Similarly, the gambling industry in California has spent tens of millions of dollars since 1912 on referendums regarding gambling rules. However, only 25% of the referendums they have supported monetarily have passed.

==Support and criticism==
First National Bank of Boston v. Bellotti (1978), referred to by Linda Greenhouse as "the most important Supreme Court case no one's ever heard of," did not elicit a very strong reaction from the media and the public. Most of the discourse pertaining to the case relates to the decision's effects on the role of money in politics and corporate rights.

===Support===
Those who support the Bellotti decision saw it as a culmination of constitutional thinking on the issue of corporate political speech. These scholars and lawyers praise the ruling for treating corporate speech as equal as individual speech and thus increasing the information provided to voters during elections.

According supporters, there is a long history of legislative and judicial decisions that justifies the Bellotti decision. While pre-1900 Supreme Courts believed that corporations did not deserve any protection under the First Amendment, by 1970 some lower courts were beginning to recognize First Amendment protection to "corporate speech." Lawyer Robert Prentice stated that First Amendment protection for corporations has worked its way into the decisions of the Supreme Court since the 1940s, in cases such as Valentine v. Chrestensen (1942), Pittsburgh Press Co. v. Pittsburgh Commission on Human Relations (1973) and Virginia State Pharmacy Board v. Virginia Citizens Consumer Council (1976). From 1973 to Chief Justice Burger's departure in 1986, "the Burger Court ... invalidated every commercial speech ban considered," building up precedents for the Bellotti decision.

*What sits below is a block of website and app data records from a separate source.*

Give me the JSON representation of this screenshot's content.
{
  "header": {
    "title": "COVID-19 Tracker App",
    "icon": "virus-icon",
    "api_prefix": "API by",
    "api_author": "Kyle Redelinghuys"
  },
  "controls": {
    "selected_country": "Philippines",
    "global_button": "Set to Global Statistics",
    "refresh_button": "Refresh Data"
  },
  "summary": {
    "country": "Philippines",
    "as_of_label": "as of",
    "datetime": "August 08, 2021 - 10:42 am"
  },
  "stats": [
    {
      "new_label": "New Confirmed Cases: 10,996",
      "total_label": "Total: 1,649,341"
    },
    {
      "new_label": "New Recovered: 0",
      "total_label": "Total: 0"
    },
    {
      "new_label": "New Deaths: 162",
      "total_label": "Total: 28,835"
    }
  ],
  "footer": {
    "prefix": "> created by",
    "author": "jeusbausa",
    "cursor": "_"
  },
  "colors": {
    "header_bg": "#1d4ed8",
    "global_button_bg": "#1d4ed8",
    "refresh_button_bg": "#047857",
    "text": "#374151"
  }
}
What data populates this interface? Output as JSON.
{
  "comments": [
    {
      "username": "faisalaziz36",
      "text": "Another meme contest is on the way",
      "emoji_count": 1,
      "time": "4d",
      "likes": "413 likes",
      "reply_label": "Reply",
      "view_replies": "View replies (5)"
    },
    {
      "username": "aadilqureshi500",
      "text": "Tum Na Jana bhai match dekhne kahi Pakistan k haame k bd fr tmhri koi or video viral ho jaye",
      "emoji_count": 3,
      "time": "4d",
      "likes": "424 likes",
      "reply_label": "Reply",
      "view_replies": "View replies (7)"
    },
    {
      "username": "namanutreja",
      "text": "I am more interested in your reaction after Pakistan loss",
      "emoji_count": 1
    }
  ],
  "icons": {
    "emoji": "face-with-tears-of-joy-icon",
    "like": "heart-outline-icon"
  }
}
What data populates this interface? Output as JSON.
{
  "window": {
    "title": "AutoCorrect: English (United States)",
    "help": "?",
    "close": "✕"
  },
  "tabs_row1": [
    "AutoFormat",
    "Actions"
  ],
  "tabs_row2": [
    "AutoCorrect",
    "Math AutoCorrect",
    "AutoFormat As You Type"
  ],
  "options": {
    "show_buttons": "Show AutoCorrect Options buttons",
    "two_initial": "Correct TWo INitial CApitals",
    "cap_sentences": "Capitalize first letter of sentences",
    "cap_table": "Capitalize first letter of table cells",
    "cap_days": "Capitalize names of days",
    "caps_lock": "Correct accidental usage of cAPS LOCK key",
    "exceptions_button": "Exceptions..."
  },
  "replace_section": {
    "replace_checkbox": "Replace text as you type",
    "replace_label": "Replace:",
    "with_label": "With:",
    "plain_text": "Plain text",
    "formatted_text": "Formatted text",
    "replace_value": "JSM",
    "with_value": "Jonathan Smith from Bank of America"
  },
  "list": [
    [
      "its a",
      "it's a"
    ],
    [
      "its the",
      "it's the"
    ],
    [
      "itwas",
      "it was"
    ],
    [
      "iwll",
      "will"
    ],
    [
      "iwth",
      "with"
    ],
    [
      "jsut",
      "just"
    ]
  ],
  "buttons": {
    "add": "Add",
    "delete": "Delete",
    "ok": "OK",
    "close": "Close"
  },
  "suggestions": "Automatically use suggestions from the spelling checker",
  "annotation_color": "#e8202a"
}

Supporters also praise the increase in discourse and available surrounding information about ballot initiatives resulting from the Bellotti decision. Lawyer Francis H. Fox wrote, "[the ruling] perceives that the First Amendment's purposes are better served by allowing the [free] use of means of communication than by enacting legislation designed to foster equality of access to those means." Prentice also noted that the Court acted correctly by protecting the rights of listeners to hear all possible pertinent information. This is the "right to receive" doctrine, which interprets the First Amendment as protecting individuals' right to receive information as part of freedom of communication.

===Criticisms===
Critics condemned Bellotti for increasing the influx of corporate money into elections, claiming that this would drown out smaller voices and candidates. Academic George W. Scofield said that corporate speech unrelated to corporate property "becomes the purely personal views of corporate management [and is] undeserving of the constitutional protection afforded by Bellotti."

Former Judge for the United States Court of Appeals for the District of Columbia Circuit J. Skelly Wright said that the rulings in both the First National Bank of Boston v. Bellotti and Buckley v. Valeo cases have "given protection to the polluting effect of money in financial campaigns." Wright advocates for "one person, one vote," a concept that meshes with Scofield's concept of aligning the speech of a corporation and of the individuals composing it.

Some critics point out that commercial interests and public interests are not always aligned, and that investment from corporations for commercial interests can be detrimental to the formation of public opinion. In an article in The New York Times, Linda Greenhouse said, "the court's speech-protective instincts appear increasingly to serve a deregulatory agenda."

Additionally, scholar Carl E. Schneider wrote in the Southern California Law Review that the Court's opinion agreed with previous opinions on the topic of "legislature attempting to govern the political and social power of the business corporation." Schneider writes that the Court misinterpreted the First Amendment and had "problems in understanding social reality."